Mary Anning (21 May 1799 – 9 March 1847) was an English fossil collector, dealer, and palaeontologist who became known around the world for important finds she made in Jurassic marine fossil beds in the cliffs along the English Channel at Lyme Regis in the county of Dorset in Southwest England. Her findings contributed to important changes in scientific thinking about prehistoric life and the history of the Earth.

Anning searched for fossils in the area’s Blue Lias cliffs, particularly during the winter months when landslides exposed new fossils that had to be collected quickly before they were lost to the sea. She nearly died in 1833 during a landslide that killed her dog, Tray. Her discoveries included the first ichthyosaur skeleton correctly identified; the first two more complete plesiosaur skeletons found; the first pterosaur skeleton located outside Germany; and important fish fossils. Her observations played a key role in the discovery that coprolites, known as bezoar stones at the time, were fossilised faeces. She also discovered that belemnite fossils contained fossilised ink sacs like those of modern cephalopods. When geologist Henry De la Beche painted Duria Antiquior, the first widely circulated pictorial representation of a scene from prehistoric life derived from fossil reconstructions, he based it largely on fossils Anning had found, and sold prints of it for her benefit.

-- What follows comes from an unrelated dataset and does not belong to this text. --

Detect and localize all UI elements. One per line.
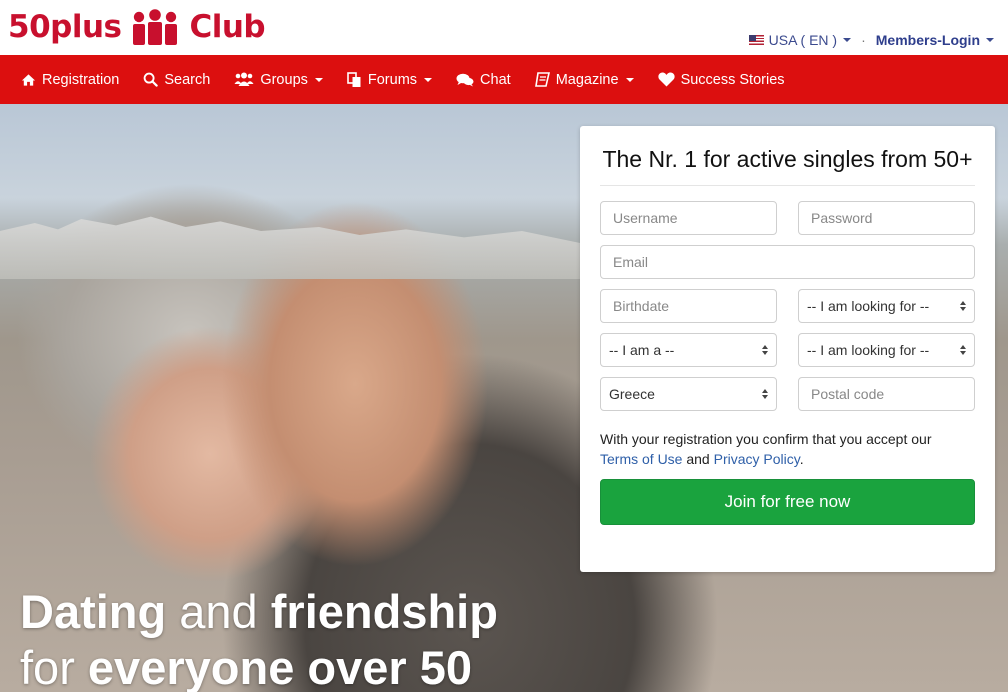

She struggled financially for much of her life. Her family was poor, and her father, a cabinetmaker, died when she was eleven.

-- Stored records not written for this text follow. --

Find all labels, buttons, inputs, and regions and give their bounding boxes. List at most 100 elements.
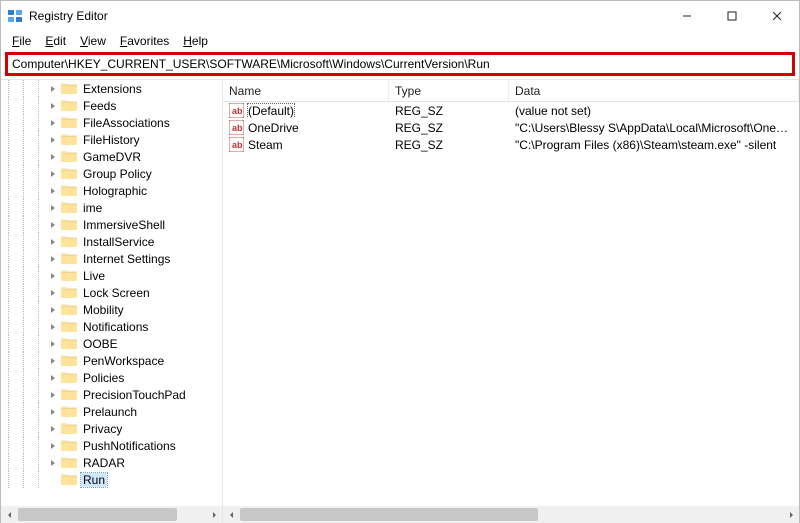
- tree-item[interactable]: ImmersiveShell: [1, 216, 222, 233]
- tree-item-label: Run: [83, 473, 105, 487]
- tree-guide: [1, 369, 16, 386]
- tree-item[interactable]: Policies: [1, 369, 222, 386]
- maximize-button[interactable]: [709, 1, 754, 31]
- value-name: (Default): [248, 104, 294, 118]
- chevron-right-icon[interactable]: [46, 201, 60, 215]
- menu-favorites[interactable]: Favorites: [113, 33, 176, 49]
- scroll-right-button[interactable]: [205, 506, 222, 523]
- tree-item-label: Lock Screen: [83, 286, 150, 300]
- scroll-left-button[interactable]: [1, 506, 18, 523]
- tree-item[interactable]: Run: [1, 471, 222, 488]
- tree-item[interactable]: FileAssociations: [1, 114, 222, 131]
- tree-item[interactable]: OOBE: [1, 335, 222, 352]
- menu-file[interactable]: File: [5, 33, 38, 49]
- folder-icon: [61, 286, 77, 299]
- tree-guide: [1, 233, 16, 250]
- scroll-right-button[interactable]: [782, 506, 799, 523]
- tree-guide: [31, 403, 46, 420]
- chevron-right-icon[interactable]: [46, 99, 60, 113]
- address-bar[interactable]: Computer\HKEY_CURRENT_USER\SOFTWARE\Micr…: [5, 52, 795, 76]
- column-header-data[interactable]: Data: [509, 80, 799, 101]
- chevron-right-icon[interactable]: [46, 320, 60, 334]
- tree-horizontal-scrollbar[interactable]: [1, 506, 222, 523]
- tree-item[interactable]: Internet Settings: [1, 250, 222, 267]
- chevron-right-icon[interactable]: [46, 269, 60, 283]
- chevron-right-icon[interactable]: [46, 218, 60, 232]
- chevron-right-icon[interactable]: [46, 133, 60, 147]
- list-row[interactable]: SteamREG_SZ"C:\Program Files (x86)\Steam…: [223, 136, 799, 153]
- tree-guide: [31, 250, 46, 267]
- tree-guide: [31, 369, 46, 386]
- scroll-left-button[interactable]: [223, 506, 240, 523]
- chevron-right-icon[interactable]: [46, 184, 60, 198]
- chevron-right-icon[interactable]: [46, 354, 60, 368]
- tree-item-label: FileHistory: [83, 133, 140, 147]
- chevron-right-icon[interactable]: [46, 82, 60, 96]
- chevron-right-icon[interactable]: [46, 116, 60, 130]
- tree-item[interactable]: Group Policy: [1, 165, 222, 182]
- chevron-right-icon[interactable]: [46, 150, 60, 164]
- chevron-right-icon[interactable]: [46, 337, 60, 351]
- tree-item[interactable]: Privacy: [1, 420, 222, 437]
- chevron-right-icon[interactable]: [46, 303, 60, 317]
- tree-item-label: PushNotifications: [83, 439, 176, 453]
- tree-item[interactable]: InstallService: [1, 233, 222, 250]
- tree[interactable]: ExtensionsFeeds FileAssociations FileHisto…: [1, 80, 222, 506]
- tree-item-label: PenWorkspace: [83, 354, 164, 368]
- tree-guide: [16, 318, 31, 335]
- tree-item[interactable]: Holographic: [1, 182, 222, 199]
- tree-guide: [1, 199, 16, 216]
- list-row[interactable]: OneDriveREG_SZ"C:\Users\Blessy S\AppData…: [223, 119, 799, 136]
- scroll-thumb[interactable]: [240, 508, 538, 521]
- tree-item[interactable]: Extensions: [1, 80, 222, 97]
- tree-item[interactable]: PushNotifications: [1, 437, 222, 454]
- list-row[interactable]: (Default)REG_SZ(value not set): [223, 102, 799, 119]
- menu-view[interactable]: View: [73, 33, 113, 49]
- chevron-right-icon[interactable]: [46, 405, 60, 419]
- chevron-right-icon[interactable]: [46, 235, 60, 249]
- chevron-right-icon[interactable]: [46, 422, 60, 436]
- tree-item[interactable]: PenWorkspace: [1, 352, 222, 369]
- chevron-right-icon[interactable]: [46, 252, 60, 266]
- tree-item[interactable]: Live: [1, 267, 222, 284]
- minimize-button[interactable]: [664, 1, 709, 31]
- column-header-type[interactable]: Type: [389, 80, 509, 101]
- tree-guide: [31, 335, 46, 352]
- tree-item[interactable]: FileHistory: [1, 131, 222, 148]
- scroll-track[interactable]: [18, 506, 205, 523]
- chevron-right-icon[interactable]: [46, 286, 60, 300]
- tree-item[interactable]: GameDVR: [1, 148, 222, 165]
- tree-guide: [31, 471, 46, 488]
- folder-icon: [61, 473, 77, 486]
- tree-item[interactable]: Prelaunch: [1, 403, 222, 420]
- tree-guide: [16, 131, 31, 148]
- tree-item[interactable]: RADAR: [1, 454, 222, 471]
- cell-data: "C:\Program Files (x86)\Steam\steam.exe"…: [509, 138, 799, 152]
- tree-item[interactable]: PrecisionTouchPad: [1, 386, 222, 403]
- tree-item[interactable]: Notifications: [1, 318, 222, 335]
- folder-icon: [61, 371, 77, 384]
- chevron-right-icon[interactable]: [46, 388, 60, 402]
- chevron-right-icon[interactable]: [46, 439, 60, 453]
- list-horizontal-scrollbar[interactable]: [223, 506, 799, 523]
- tree-item-label: FileAssociations: [83, 116, 170, 130]
- column-header-name[interactable]: Name: [223, 80, 389, 101]
- tree-item-label: Extensions: [83, 82, 142, 96]
- close-button[interactable]: [754, 1, 799, 31]
- tree-item[interactable]: Feeds: [1, 97, 222, 114]
- scroll-track[interactable]: [240, 506, 782, 523]
- menu-help[interactable]: Help: [176, 33, 215, 49]
- scroll-thumb[interactable]: [18, 508, 177, 521]
- tree-guide: [16, 233, 31, 250]
- tree-guide: [16, 216, 31, 233]
- tree-item[interactable]: Lock Screen: [1, 284, 222, 301]
- folder-icon: [61, 388, 77, 401]
- chevron-right-icon[interactable]: [46, 167, 60, 181]
- chevron-right-icon[interactable]: [46, 371, 60, 385]
- menu-edit[interactable]: Edit: [38, 33, 73, 49]
- list-body[interactable]: (Default)REG_SZ(value not set)OneDriveRE…: [223, 102, 799, 153]
- chevron-right-icon[interactable]: [46, 456, 60, 470]
- tree-item[interactable]: Mobility: [1, 301, 222, 318]
- tree-guide: [31, 131, 46, 148]
- tree-item[interactable]: ime: [1, 199, 222, 216]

After her death in 1847, her unusual life story attracted increasing interest. An uncredited author in All the Year Round, edited by Charles Dickens, wrote of her in 1865 that “[t]he carpenter’s daughter has won a name for herself, and has deserved to win it.” It has often been claimed that her story was the inspiration for the 1908 tongue-twister “She sells seashells on the seashore” by Terry Sullivan. In 2010, one hundred and sixty-three years after her death, the Royal Society included Anning in a list of the ten British women who have most influenced the history of science.

Anning died from breast cancer at the age of 47 on 9 March 1847. Her work had tailed off during the last few years of her life because of her illness, and as some townspeople misinterpreted the effects of the increasing doses of laudanum she was taking for the pain, there had been gossip in Lyme that she had a drinking problem. The regard in which she was held by the geological community was shown in 1846 when, upon learning of her cancer diagnosis, the Geological Society raised money from its members to help with her expenses and the council of the newly created Dorset County Museum made her an honorary member. She was buried on 15 March in the churchyard of St Michael’s, the local parish church. Members of the Geological Society contributed to a stained-glass window in her memory, unveiled in 1850. It depicts the six corporal acts of mercy—feeding the hungry, giving drink to the thirsty, clothing the naked, sheltering the homeless, visiting prisoners and the sick, and the inscription reads: “This window is sacred to the memory of Mary Anning of this parish, who died 9 March AD 1847 and is erected by the vicar and some members of the Geological Society of London in commemoration of her usefulness in furthering the science of geology, as also of her benevolence of heart and integrity of life.” Mary Anning’s Window, St Michael’s Church

After her death, Henry De la Beche, president of the Geological Society, wrote a eulogy that he read to a meeting of the society and published in its quarterly transactions, the first such eulogy given for a woman. These were honours normally only accorded to fellows of the society, which did not admit women until 1904. The eulogy began:
I cannot close this notice of our losses by death without adverting to that of one, who though not placed among even the easier classes of society, but one who had to earn her daily bread by her labour, yet contributed by her talents and untiring researches in no small degree to our knowledge of the great Enalio-Saurians, and other forms of organic life entombed in the vicinity of Lyme Regis …
Charles Dickens wrote an article about her life in February 1865 in his literary magazine All the Year Round that emphasised the difficulties she had overcome, especially the scepticism of her fellow townspeople. He ended the article with: “The carpenter’s daughter has won a name for herself, and has deserved to win it.”